Voici la résolution publiée à ce sujet à l’issue de la réunion du 9 décembre du Groupe Français :

•••

   COMPTE-RENDU DE LA REUNION DU 9 DECEMBRE 1937

 A propos du compte-rendu publié dans « l’Éducateur Prolétarien » sur la réunion qui a rassemblé, à Bellevue, en juillet dernier des amis de l’Éducation nouvelle, dont plusieurs d’ailleurs n’appartenaient pas au G.F.E.N., M. Wallon croit nécessaire de relever certaines inexactitudes d’où pourraient résulter des malentendus qu’il est évidemment dans les intentions de M. Freinet lui-même d’éviter. 

Loin d’avoir, comme le dit M. Freinet, manifesté de l’inquiétude au sujet de son activité pédagogique. Mlle Flayol et M. Wallon l’en ont publiquement félicité. Mais comme il invoquait cette activité pour se faire réserver à lui et à ses amis de l’enseignement primaire les questions relatives à la pédagogie du premier degré, on lui a fait remarquer le morcellement qui en résulterait et qui est tout à fait contraire aux conceptions les plus modernes sur l’évolution de l’enfant et sur les besoins de son développement harmonieux, personnel et total. La réunion n’avait d’ailleurs pas qualité pour modifier la structure du Groupe.

 Quant à la menace dont M. Freinet avait appuyé sa demande de faire démissionner ses amis, il ne s’agissait évidemment là que d’une boutade sur laquelle il est inutile d’insister.  D’autres membres du Groupe ont dit le malaise que leur avait causé l’article de Freinet.
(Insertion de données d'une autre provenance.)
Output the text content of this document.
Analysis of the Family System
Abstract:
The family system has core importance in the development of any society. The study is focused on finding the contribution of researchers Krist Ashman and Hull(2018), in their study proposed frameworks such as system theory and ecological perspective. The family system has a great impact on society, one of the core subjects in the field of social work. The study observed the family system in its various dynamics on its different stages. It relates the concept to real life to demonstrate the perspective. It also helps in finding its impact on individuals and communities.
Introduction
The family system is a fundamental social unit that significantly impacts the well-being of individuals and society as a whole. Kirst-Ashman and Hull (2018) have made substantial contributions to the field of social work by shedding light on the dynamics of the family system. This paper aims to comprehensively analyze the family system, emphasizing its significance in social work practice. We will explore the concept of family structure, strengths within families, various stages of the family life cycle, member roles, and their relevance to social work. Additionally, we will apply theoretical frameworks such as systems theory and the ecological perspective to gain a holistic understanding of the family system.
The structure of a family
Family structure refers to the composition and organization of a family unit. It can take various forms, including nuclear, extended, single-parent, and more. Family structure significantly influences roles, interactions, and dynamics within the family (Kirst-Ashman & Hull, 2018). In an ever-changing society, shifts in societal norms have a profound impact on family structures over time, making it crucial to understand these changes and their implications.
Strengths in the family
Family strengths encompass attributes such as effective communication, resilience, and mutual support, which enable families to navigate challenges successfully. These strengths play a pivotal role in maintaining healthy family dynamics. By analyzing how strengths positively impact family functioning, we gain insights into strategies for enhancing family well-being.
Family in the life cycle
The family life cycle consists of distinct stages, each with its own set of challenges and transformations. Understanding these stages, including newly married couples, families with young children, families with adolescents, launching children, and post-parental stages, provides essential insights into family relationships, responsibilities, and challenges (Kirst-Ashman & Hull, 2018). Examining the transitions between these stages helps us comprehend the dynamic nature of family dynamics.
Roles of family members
Des explications échangées il résulte que liberté appartient à tous et à chacun de combiner à des préférences pédagogiques telles préférences politiques, philosophiques ou religieuses. Mais le Groupe Français d'Éducation Nouvelle n’est responsable que des décisions prises officiellement par lui et publiées comme telles dans le « Bulletin du Groupe Français d’Éducation Nouvelle » et dans « Pour l'Ère Nouvelle ». Tout le reste relève de la simple liberté de discussion.
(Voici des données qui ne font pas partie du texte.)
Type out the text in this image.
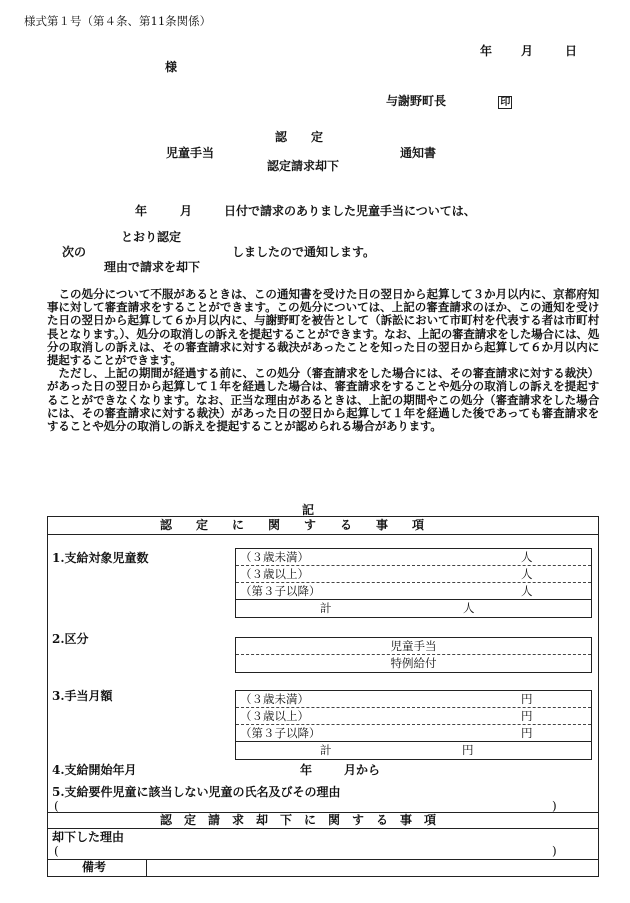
様式第１号（第４条、第11条関係）
年 月	日
様
与謝野町長	印
認　　定
児童手当	通知書
認定請求却下
年	月	日付で請求のありました児童手当については、
とおり認定
次の	しましたので通知します。
理由で請求を却下

この処分について不服があるときは、この通知書を受けた日の翌日から起算して３か月以内に、京都府知事に対して審査請求をすることができます。この処分については、上記の審査請求のほか、この通知を受けた日の翌日から起算して６か月以内に、与謝野町を被告として（訴訟において市町村を代表する者は市町村長となります。）、処分の取消しの訴えを提起することができます。なお、上記の審査請求をした場合には、処分の取消しの訴えは、その審査請求に対する裁決があったことを知った日の翌日から起算して６か月以内に提起することができます。

ただし、上記の期間が経過する前に、この処分（審査請求をした場合には、その審査請求に対する裁決）があった日の翌日から起算して１年を経過した場合は、審査請求をすることや処分の取消しの訴えを提起することができなくなります。なお、正当な理由があるときは、上記の期間やこの処分（審査請求をした場合には、その審査請求に対する裁決）があった日の翌日から起算して１年を経過した後であっても審査請求をすることや処分の取消しの訴えを提起することが認められる場合があります。

記
認　　定　　に　　関　　す　　る　　事　　項
1.支給対象児童数	（３歳未満）	人
（３歳以上）	人
（第３子以降）	人
計	人
2.区分	児童手当
特例給付
3.手当月額	（３歳未満）	円
（３歳以上）	円
（第３子以降）	円
計	円
4.支給開始年月	年	月から
5.支給要件児童に該当しない児童の氏名及びその理由
(	)
認　定　請　求　却　下　に　関　す　る　事　項
却下した理由
(	)
備考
Le G.F.E.N. profite de cette occasion pour rappeler son ferme propos de réunir, d’aider, de soutenir, tous ceux, individus ou groupements qui travaillent au perfectionnement ou a la propagande des méthodes d’éducation nouvelle quelles que soient leurs convictions religieuses, politiques, philosophiques, etc. et par ailleurs leurs activités au sein d’autres groupements. Il ne prononce d’exclusive pour aucune méthode, pour aucune catégorie d'enfants, pour aucun milieu. Il demande à ses membres — dont chacun travaille dans son milieu, avec sa foi ou ses espoirs, avec ses techniques — d'accepter qu'à côté d’eux d’autres travaillent dans des milieux, avec des croyances et des techniques différentes. Il n'est inféodé à aucun parti politique laissant chacun de ses membres se réjouir de voir réalisé ses vœux d'éducation nouvelle par son parti ou regretter qu’ils le soient par un autre.
L’influence et la part d’autorité de ses membres sont dues à la valeur de leur travail dans le domaine de l’éducation, non à leurs croyances ou leur parti et il est juste que les meilleurs ouvriers soient plus écoutés et plus étroitement associés à la direction, sans pourtant disposer jamais d'un monopole.

•••

 Je ne ferai à ce sujet que deux courtes mises au point.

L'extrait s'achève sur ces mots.